Mais tarde, a Folha criou a coluna do ombudsman e o fez na mesma página 6 da minha coluna, aos domingos. E todos os ombudsmen tiveram boa relação comigo, muitos viraram amigos; mas eles hoje têm uma proteção que eu não tinha.

O jornalista brasileiro não está preparado para ser criticado. Nos Anos de Chumbo, a Veja não publicou a notícia da morte da Zuzu Angel e as ameaças ao Vladimir Herzog; os dois estavam sendo ameaçados e recorreram a mim. Antecipei na minha coluna as ameaças. Muitos jornalistas se chatearam comigo e uma colega me disse: “Você critica a censura, mas está sendo um censor também”. Eu respondi: “Não, estou sendo um sensor”. Não há censura; ao criticar você não está censurando ninguém.

Uma das razões por termos escolhido o termo Observatório da Imprensa foi a inspiração do pensamento de um importante físico alemão, Werner Heisenberg (1901-1976), o criador da mecânica quântica. Ele dizia que, ao observar um fenômeno, você interfere no fenômeno. Ao observar a imprensa, você interfere nela, sem mandar, sem controlar.

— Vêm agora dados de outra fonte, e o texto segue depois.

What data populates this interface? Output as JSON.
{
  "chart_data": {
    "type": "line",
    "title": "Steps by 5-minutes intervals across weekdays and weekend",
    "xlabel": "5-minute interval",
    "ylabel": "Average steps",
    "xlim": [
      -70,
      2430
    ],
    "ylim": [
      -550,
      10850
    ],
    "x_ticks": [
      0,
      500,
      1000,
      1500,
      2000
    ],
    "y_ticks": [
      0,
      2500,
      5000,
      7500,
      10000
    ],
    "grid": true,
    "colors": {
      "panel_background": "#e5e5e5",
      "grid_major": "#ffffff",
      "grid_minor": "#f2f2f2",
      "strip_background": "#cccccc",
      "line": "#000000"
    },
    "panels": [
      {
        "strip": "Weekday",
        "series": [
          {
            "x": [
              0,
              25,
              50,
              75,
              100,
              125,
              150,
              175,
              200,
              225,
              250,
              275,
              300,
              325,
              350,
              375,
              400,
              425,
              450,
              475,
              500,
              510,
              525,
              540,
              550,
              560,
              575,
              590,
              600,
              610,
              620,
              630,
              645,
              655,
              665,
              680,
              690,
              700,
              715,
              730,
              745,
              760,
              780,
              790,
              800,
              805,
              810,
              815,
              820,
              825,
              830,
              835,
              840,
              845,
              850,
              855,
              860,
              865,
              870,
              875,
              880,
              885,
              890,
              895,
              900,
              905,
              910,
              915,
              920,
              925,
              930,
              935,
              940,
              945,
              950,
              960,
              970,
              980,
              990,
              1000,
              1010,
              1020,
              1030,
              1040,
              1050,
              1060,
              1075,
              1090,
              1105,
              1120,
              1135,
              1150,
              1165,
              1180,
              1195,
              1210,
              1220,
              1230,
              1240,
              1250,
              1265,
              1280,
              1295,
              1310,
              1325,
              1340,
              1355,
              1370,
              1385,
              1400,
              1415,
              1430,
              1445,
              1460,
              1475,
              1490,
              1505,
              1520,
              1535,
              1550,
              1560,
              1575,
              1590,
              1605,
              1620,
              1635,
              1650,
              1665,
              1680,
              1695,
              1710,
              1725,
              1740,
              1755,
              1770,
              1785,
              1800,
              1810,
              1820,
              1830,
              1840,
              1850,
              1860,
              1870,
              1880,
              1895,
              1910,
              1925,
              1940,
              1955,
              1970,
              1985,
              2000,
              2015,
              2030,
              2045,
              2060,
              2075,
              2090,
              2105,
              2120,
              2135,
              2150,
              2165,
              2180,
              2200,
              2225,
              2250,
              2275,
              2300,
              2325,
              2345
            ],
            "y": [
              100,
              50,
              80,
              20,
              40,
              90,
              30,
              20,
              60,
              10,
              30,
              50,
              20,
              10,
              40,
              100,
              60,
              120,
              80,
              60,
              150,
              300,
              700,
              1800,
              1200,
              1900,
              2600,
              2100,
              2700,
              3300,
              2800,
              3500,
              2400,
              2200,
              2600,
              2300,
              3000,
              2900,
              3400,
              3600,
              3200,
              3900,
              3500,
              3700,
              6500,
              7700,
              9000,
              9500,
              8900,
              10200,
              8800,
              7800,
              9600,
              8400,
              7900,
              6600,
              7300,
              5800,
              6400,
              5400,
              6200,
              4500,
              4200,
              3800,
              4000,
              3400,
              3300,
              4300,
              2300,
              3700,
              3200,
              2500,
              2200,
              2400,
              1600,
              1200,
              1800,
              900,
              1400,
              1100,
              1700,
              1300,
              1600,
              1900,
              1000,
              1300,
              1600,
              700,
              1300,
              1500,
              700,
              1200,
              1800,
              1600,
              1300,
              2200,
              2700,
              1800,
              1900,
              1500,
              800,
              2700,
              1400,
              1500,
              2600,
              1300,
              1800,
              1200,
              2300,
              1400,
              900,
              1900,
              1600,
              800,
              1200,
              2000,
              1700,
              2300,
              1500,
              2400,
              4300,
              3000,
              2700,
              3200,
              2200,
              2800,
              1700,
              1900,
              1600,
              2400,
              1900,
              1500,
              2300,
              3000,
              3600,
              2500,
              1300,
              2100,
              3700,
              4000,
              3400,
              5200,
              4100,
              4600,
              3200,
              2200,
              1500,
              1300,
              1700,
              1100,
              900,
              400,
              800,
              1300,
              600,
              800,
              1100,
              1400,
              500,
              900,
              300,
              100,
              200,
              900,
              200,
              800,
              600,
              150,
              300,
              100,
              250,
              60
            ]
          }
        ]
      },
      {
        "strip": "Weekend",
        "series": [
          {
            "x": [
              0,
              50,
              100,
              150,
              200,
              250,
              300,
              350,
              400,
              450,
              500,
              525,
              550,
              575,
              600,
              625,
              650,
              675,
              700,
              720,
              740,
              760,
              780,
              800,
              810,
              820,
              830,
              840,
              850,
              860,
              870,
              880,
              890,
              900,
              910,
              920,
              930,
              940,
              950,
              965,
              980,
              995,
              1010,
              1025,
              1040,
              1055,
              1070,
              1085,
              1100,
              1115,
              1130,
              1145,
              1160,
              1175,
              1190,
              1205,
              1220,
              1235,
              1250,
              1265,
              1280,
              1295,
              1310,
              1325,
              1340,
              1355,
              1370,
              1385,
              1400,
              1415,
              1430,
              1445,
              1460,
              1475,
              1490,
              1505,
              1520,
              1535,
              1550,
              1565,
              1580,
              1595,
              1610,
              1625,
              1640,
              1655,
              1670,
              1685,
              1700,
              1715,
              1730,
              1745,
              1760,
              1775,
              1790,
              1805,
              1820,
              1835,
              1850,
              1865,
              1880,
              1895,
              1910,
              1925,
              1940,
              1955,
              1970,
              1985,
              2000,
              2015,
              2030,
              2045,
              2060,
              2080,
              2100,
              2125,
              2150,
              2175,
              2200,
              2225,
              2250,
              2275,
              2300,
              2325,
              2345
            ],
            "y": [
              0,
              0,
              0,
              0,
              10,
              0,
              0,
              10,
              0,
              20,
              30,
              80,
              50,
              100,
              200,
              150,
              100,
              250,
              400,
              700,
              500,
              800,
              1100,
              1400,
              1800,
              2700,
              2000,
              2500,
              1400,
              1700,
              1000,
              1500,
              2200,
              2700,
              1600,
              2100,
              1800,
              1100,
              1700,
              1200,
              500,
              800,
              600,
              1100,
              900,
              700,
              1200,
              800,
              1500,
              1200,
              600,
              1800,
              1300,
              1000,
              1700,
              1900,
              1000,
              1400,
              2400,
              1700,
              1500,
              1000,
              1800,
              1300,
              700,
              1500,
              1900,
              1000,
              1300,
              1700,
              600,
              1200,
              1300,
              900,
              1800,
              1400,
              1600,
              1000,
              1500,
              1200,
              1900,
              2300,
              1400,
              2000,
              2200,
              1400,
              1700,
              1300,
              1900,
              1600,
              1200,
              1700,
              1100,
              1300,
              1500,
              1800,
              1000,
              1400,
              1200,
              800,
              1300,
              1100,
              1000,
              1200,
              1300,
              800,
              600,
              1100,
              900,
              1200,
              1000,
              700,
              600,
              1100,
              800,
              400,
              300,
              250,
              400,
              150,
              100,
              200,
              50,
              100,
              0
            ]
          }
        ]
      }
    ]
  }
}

Preocupa perceber que a crítica da mídia desenvolveu-se no Brasil, mas ganhou um certo viés ideológico. A nossa crítica no Observatório é não ideológica. É a crítica do comportamento da imprensa do ponto de vista puramente técnico-ético. Os colaboradores assumem o que escrevem. O grande perigo da observação da mídia hoje é confundir o viés.

O Observatório tem grande preocupação com a concentração da mídia; tínhamos uma pobreza enorme de mídia regional, de mídia comunitária — a concentração em cima empurrando a concentração para baixo. E a imprensa comunitária morrendo aos poucos, principalmente quando a TV Globo entrava e ninguém podia competir com ela. Nossa briga ganhou pontos, deu frutos. Ainda há muito campo para brigar.

O Observatório da Imprensa nasceu na internet, mas não nos ajoelhamos diante dela. Subordinamos a tecnologia ao texto, e não o contrário. É ferramenta, não deusa. O jornalismo existe há tanto tempo, desde a criação da imprensa por Gutenberg, em mil e quatrocentos e lá vai pedrada, porque ele é periódico, tem seu ritmo. Depois que acabou uma edição, começa outra. A internet não conseguiu até hoje se periodizar, com algumas exceções. Enquanto isso, nasceram experiências jornalísticas discretas e de alto nível, como a piauí e a Serrote. As empresas jornalísticas poderiam estar produzindo muita coisa desse nível. Há espaço para esse tipo de publicação.

No Observatório decidimos publicar tudo o que achamos importante sobre mídia, pode ser da Folha, do Estado, do Globo, de onde for, e se estiver em língua estrangeira, traduzimos. Já ouvi de muito leitor que nunca mais leu jornal do mesmo jeito. Discutir a mídia é uma coisa que uma pessoa simples pode fazer, para o bem e para o mal. O que nós criamos aqui foi uma agenda de debates. Na América, pelo menos, fomos os mais avançados de todos.

Há um caminho que é o de oferecer alternativas de pensamento e marcar presença, fazer história. Pensar grande. Ou fazer pensar. Se conseguimos isso até aqui, nessas duas décadas de Observatório, valeu a pena. Sempre vai valer a pena.